Cellini’s Autobiography also records Clement VII’s profuse and frequent admiration for his brave exploits: ‘The Pope was highly delighted [with me] . . . The Pope sent for me; we shut ourselves in a room together and he asked me what to do about the Papal treasures . . . hotly defended my action . . . thanked me warmly . . .’ and so on. In fact, the pope was a broken man; as the siege continued, he would daily rise at dawn and trudge to the ramparts, searching the northern horizon for the French troops he imagined were being sent to rescue him.

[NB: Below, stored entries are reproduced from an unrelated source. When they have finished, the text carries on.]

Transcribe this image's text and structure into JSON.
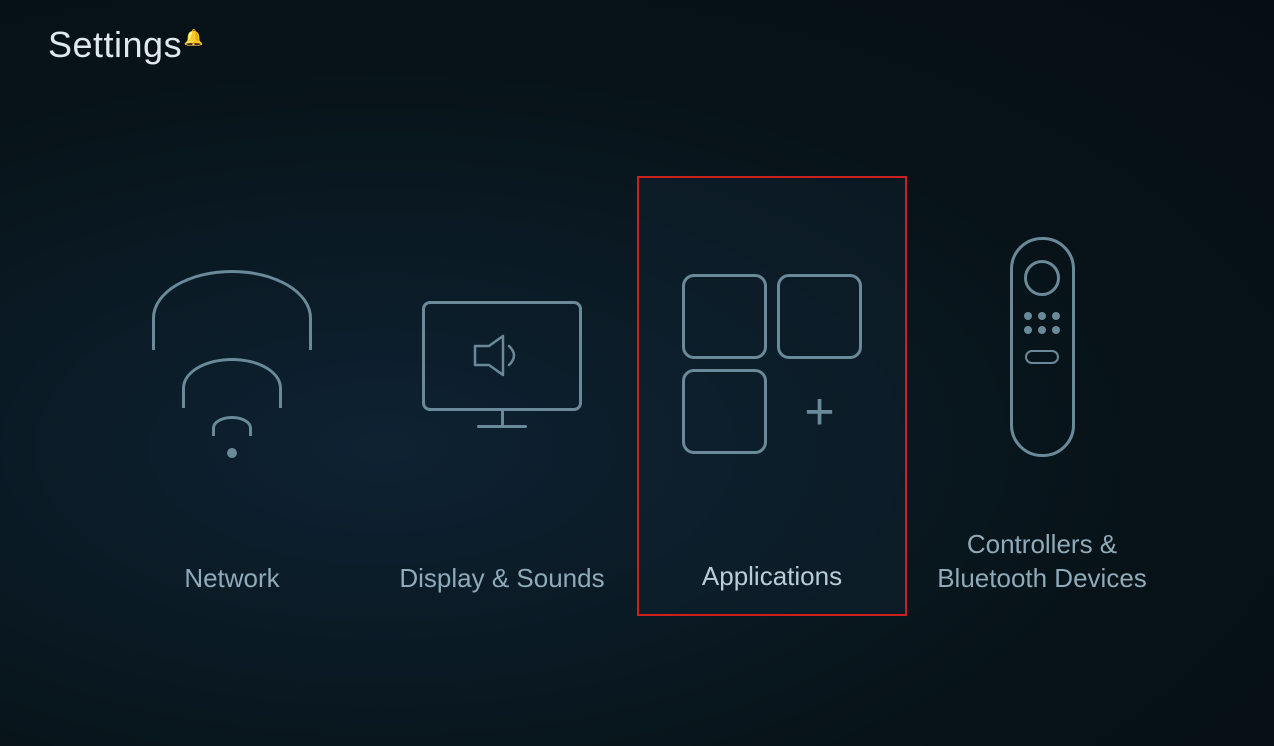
{
  "header": {
    "title": "Settings",
    "bell_icon": "🔔"
  },
  "items": [
    {
      "id": "network",
      "label": "Network",
      "active": false,
      "icon_type": "wifi"
    },
    {
      "id": "display-sounds",
      "label": "Display & Sounds",
      "active": false,
      "icon_type": "tv"
    },
    {
      "id": "applications",
      "label": "Applications",
      "active": true,
      "icon_type": "apps"
    },
    {
      "id": "controllers-bluetooth",
      "label": "Controllers &\nBluetooth Devices",
      "active": false,
      "icon_type": "remote"
    }
  ],
  "colors": {
    "background": "#0d1f2d",
    "icon_stroke": "#6a8a9a",
    "label_inactive": "#8faab8",
    "label_active": "#b8cdd8",
    "active_border": "#cc2020",
    "header_text": "#e0e8ee"
  }
}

The Sack of Rome brought about a transformation in the character of Clement VII. His previous honesty was replaced by an incurable deviousness, and he trusted no one; his hesitancy remained, but now it masked a scheming mind rather than an understanding one. Never had a pope been so humiliated, and news of the Sack of Rome spread quickly throughout Europe – such a thing had not happened for more than a thousand years, since the Dark Ages and the invasions of the Vandals and the Visigoths. The Emperor Charles V hypocritically ordered his court into mourning; Luther saw it as God’s wrath visited upon the worldliness and corruption of the Eternal City; and Erasmus was caused to remark: ‘Truly, this is not the ruin of one city, but of the world.’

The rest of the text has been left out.